HR, 11-10-2011, nr. 10/01703
ECLI:NL:HR:2011:BR2892
- Instantie
Hoge Raad (Strafkamer)
- Datum
11-10-2011
- Zaaknummer
10/01703
- Conclusie
Mr. Aben
- LJN
BR2892
- Vakgebied(en)
Strafprocesrecht (V)
- Brondocumenten en formele relaties
ECLI:NL:HR:2011:BR2892, Uitspraak, Hoge Raad (Strafkamer), 11‑10‑2011; (Cassatie)
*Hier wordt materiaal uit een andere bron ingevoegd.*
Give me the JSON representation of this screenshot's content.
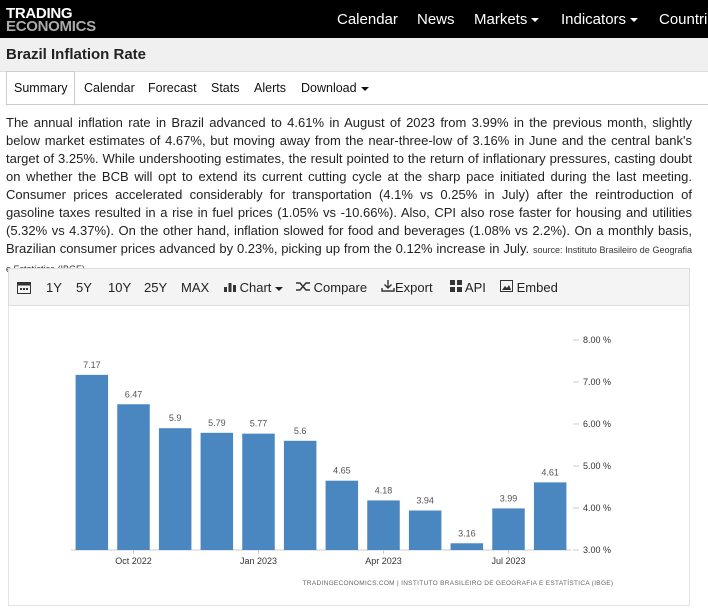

Conclusie: ECLI:NL:PHR:2011:BR2892
ECLI:NL:PHR:2011:BR2892, Conclusie, Hoge Raad (Advocaat-Generaal), 05‑07‑2011
Arrest Hoge Raad: ECLI:NL:HR:2011:BR2892
- Vindplaatsen
Uitspraak 11‑10‑2011
Inhoudsindicatie
Gegronde bewijsklacht medeplegen.
11 oktober 2011
Strafkamer
nr. 10/01703
Hoge Raad der Nederlanden
Arrest
op het beroep in cassatie tegen een arrest van het Gerechtshof te 's-Gravenhage van 14 april 2010, nummer 22/001047-09, in de strafzaak tegen:
[Verdachte], geboren te [geboorteplaats] op [geboortedatum] 1960, wonende te [woonplaats].
1. Geding in cassatie
Het beroep is ingesteld door de verdachte. Namens deze hebben mr. S.V. Jansen en mr. I. Jadib, beiden advocaat te
's-Gravenhage, bij schriftuur middelen van cassatie voorgesteld. De schriftuur is aan dit arrest gehecht en maakt daarvan deel uit.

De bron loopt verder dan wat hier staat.